Knock On Wood

Poetry

Thanks to Wasafiri magazine for publishing Knock On Wood in Volume 36 Issue 3. Check out the published version here. The latest version of the poem is below.

Knock On Wood

Awake early, for a change, I shake my husband to tell him my dream; my dead dad had said,
we need a place to rest and chat in the garden. 8 bricks, 2 wood-planks later — tahdah!
A bench knocked-up from bits of Mum’s hurricaned house. The fence repairs to keep the
neighbour’s male, kale-addicted goat out would have to wait. We made the seat together.
To sit in heat and breathe humid air. A new health ritual to join the herbal teas and exercise.

We decide on basic rules. No virus or apocalyptic talk. There is enough fact and theoretic noise
around these topics already. No human sound at all is fine. Together 28 years we know to listen
for when one of us wants to be, comfortably, or uncomfortably, silent. We’re alert to nature’s
quiet too; ears fine-tuned for warning changes in environmental chatter. He slowly grinds
some home-grown, self-roasted, coffee beans and I grin to myself, knowing how this goes.

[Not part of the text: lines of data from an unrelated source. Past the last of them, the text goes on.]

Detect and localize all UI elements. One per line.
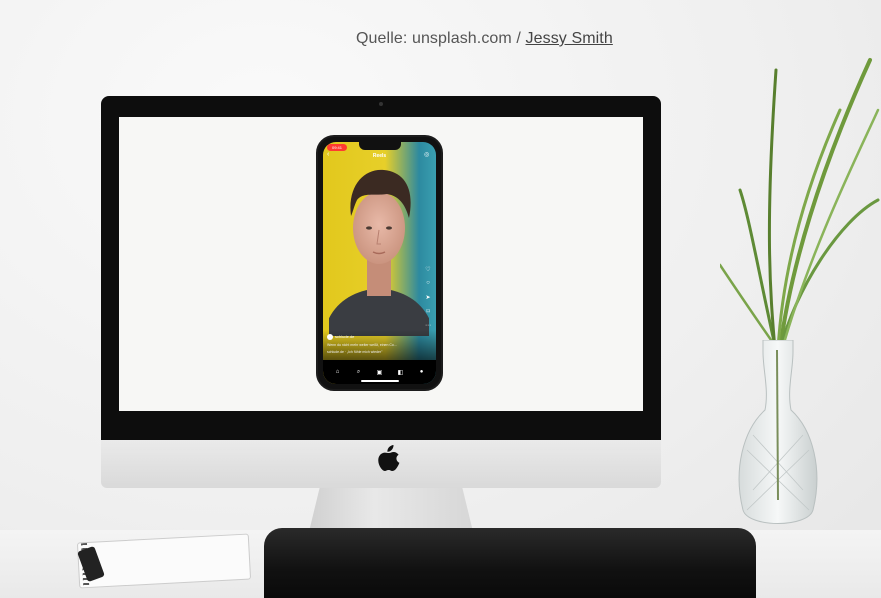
reels-icon[interactable]: ▣	[375, 369, 385, 376]
reels-title: Reels	[372, 153, 387, 159]
notebook	[76, 533, 252, 589]
author-link[interactable]: Jessy Smith	[526, 30, 613, 47]
status-time: 09:41	[327, 144, 347, 151]
reel-caption: Wenn du nicht mehr weiter weißt, einen C…	[327, 343, 397, 347]
phone-notch	[359, 142, 401, 150]
source-caption: Quelle: unsplash.com / Jessy Smith	[356, 30, 613, 48]
home-icon[interactable]: ⌂	[333, 369, 343, 375]
profile-icon[interactable]: ●	[417, 369, 427, 375]
send-icon[interactable]: ➤	[423, 294, 433, 308]
office-chair	[264, 528, 756, 598]
account-row[interactable]: schlude.de	[327, 334, 354, 340]
home-indicator	[361, 380, 399, 382]
phone-mockup: 09:41 ‹ Reels ◎ ♡ ○ ➤ ⌑ ⋯ schlude.de Wen…	[316, 135, 443, 391]
reel-actions: ♡ ○ ➤ ⌑ ⋯	[423, 266, 433, 336]
portrait-image	[329, 169, 429, 336]
audio-label: schlude.de · „Ich fühle mich wieder"	[327, 350, 383, 354]
camera-icon[interactable]: ◎	[424, 151, 432, 159]
source-prefix: Quelle: unsplash.com /	[356, 30, 526, 47]
phone-screen: 09:41 ‹ Reels ◎ ♡ ○ ➤ ⌑ ⋯ schlude.de Wen…	[323, 142, 436, 384]
glass-vase	[738, 340, 818, 524]
heart-icon[interactable]: ♡	[423, 266, 433, 280]
plant-leaves	[720, 58, 880, 352]
avatar	[327, 334, 333, 340]
bookmark-icon[interactable]: ⌑	[423, 308, 433, 322]
account-name: schlude.de	[335, 334, 355, 340]
apple-logo-icon	[378, 445, 400, 471]
search-icon[interactable]: ⌕	[354, 369, 364, 376]
comment-icon[interactable]: ○	[423, 280, 433, 294]
shop-icon[interactable]: ◧	[396, 369, 406, 376]
imac-camera	[379, 102, 383, 106]
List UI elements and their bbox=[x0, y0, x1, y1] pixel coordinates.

He will 10-minute-time the gas-stove pot for its drawn-out brew, and I will stretch an extra
10 for richer flavour. We take our mugs out. Mine hand-painted, rim-chipped but treasured;
his, plain cream and logo-stamped from Starbucks. We walk barefoot through damp grass
and I try not to trample the tiny mushrooms I notice for the first time. I wonder if that fungi
film I watched last night on YouTube, brought them into view. I tell my husband how minute

mycelium, intricate under-our-feet fibers, communicate; sole connects us to under-ground
worlds. How they, are our ancestors. He skeptically smiles. He turns to show me the trees,
miraculously thriving still since the hurricane; the thick row of sugarcane; the hollow where
the mango had been ready to gift us its first fruit; the steady hum of bees bee-ing all over
the little lime and large moringa blossoms — an awesome sight and sound as we feared

they would not return. Yesterday, my husband chopped off rotten cherry tree branches,
after one fell heavy, bang on his head. We laugh about this precarious life we’ve survived
thus far; each scared and sacred point, leading to this conversation, over this coffee, on this
bench, in this garden, in this country, in these times, after that storm. Entrenched in challenges,
we try to imagine what normal could possibly look like. We rap knuckles on our wooden bench.